I sent this yesterday but the format was screwed up.  I hope it
comes through O.K. this time.  JC
 
Psst.  Hey, you.  Yes, you.  Did you read the Strib last Tuesday? 
Did you see that little soundbite tucked into a section called
"Short Slices" or "Quick Jabs" or something snappy like that?
  I am referring to the bold announcement that Jon Campbell,
CEO of Wells Fargo, supports something he calls "transportation
mix", a healthy recipe of trains, busses, bikes, roller blades, 
and what the heck, a rickshaw or two - oh yeah, and of course,
freeways.
 
Freeways. 
 
Psst.  Lean in a little closer and I'll let you in on a secret.  When
Jon Campbell isn't lauding the virtues of public transportation in
 the Strib, he busies himself promoting affordable housing, crime
 reduction and general happiness and welfare for all the good
 people of Phillips.  He calls his band of do-gooders the Phillips Partnership and counts among them Allina Healthcare and Fannie
Mae.  Their favorite lawyers?  Smith Parker - Unbounded by Precendent, Public Scrutiny or Rule of Law.
 
A case in point: tucked back on page eight of the Phillips
 Partnership newsletter is a monthly update on "infrastructure". 

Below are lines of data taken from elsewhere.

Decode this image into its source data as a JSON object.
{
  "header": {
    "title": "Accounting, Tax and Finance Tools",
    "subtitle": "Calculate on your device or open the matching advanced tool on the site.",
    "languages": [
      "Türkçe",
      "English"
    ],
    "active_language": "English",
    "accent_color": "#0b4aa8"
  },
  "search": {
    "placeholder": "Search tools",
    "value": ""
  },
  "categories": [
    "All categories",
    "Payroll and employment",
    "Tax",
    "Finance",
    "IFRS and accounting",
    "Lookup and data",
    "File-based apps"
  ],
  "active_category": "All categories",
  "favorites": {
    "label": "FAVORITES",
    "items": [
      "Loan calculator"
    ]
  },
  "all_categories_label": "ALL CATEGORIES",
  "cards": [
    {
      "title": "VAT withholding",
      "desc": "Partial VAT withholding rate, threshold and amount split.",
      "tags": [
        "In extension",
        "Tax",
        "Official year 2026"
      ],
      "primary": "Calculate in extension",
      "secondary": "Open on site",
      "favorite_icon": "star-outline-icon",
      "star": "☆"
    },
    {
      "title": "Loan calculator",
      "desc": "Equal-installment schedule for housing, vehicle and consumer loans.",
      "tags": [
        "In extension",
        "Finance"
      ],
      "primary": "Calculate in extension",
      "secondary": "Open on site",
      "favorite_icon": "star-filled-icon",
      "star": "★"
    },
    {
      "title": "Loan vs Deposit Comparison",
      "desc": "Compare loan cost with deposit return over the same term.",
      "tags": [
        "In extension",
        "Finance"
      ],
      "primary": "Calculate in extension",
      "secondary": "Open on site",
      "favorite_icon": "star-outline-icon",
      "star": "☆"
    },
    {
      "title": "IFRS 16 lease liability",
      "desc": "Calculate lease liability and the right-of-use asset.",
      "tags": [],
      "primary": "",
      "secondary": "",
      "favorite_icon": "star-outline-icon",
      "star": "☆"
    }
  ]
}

This is a code word for freeway access.  Flip past the pictures
of Jon Campbell shaking the hands of new Hmong home owners
 or picking up litter at Chicago and Lake and you find the raison
d'etre of the Phillips Partnership.  Could it be that all the hype
over housing and crime is but a smoke screen designed to shield
these companies from scrutiny over a freeway expansion that
amounts to corporate welfare?
 
With a deft hand like that of the vantriloquist, Campbell and other
 corporate leaders have managed to keep citizens and local councilpersons at bay while federal funds flow copiously into the
 coffers of Smith Parker.  Like a robust virus, these spinsters pop
up at meetings all over town to convince people that an eight lane 
Lake Street isn't really as bad as it sounds, and now we'll turn it
over to Craig with his mitigation package, complete with 
round-a-bouts, pocket parks and those nifty purple pavers.
 
This circus is reminicent of the good ol' 1890's when William
Washburn and company, living large on the profits of flour milling, 
held the reins to virtually any public project.  Government did the
 bidding of the millers and the railroaders.  If infrastructure projects
got done, it was in the name of business - from the Stone Arch
Bridge to the apron holding up St. Anthony Falls.  
 
One hundred years later, and under the euphemism of the
"public/private partnership" this profiteering goes something
 like this: form a limited liability corporation including the wealthiest companies in the neighborhood, and reserve two slots for the
 mayor and county commissioner.  Design a freeway exit cum
driveway-into- your-parking-ramp, christen it "The Flyover" and
hire the most well-connected public relations firm in the city to
trumpet your cause.  Hope that tax-payers won't notice that the behemoth costs $12 million at little or no value to the general
public.  Then sit back, sip martinis, and behold the spectacle of bulldozers reducing homes to rubble to clear the way for
progress.  No matter that the republicans in the House slashed
the mitigation dollars, and with the project running over budget,
the "highest and best use" for the land under the ramp turns out
to be a parking lot.  Go figure.  At least we saved three minutes 
and a little anxiety for the telemarketers beaming their way into the mothership.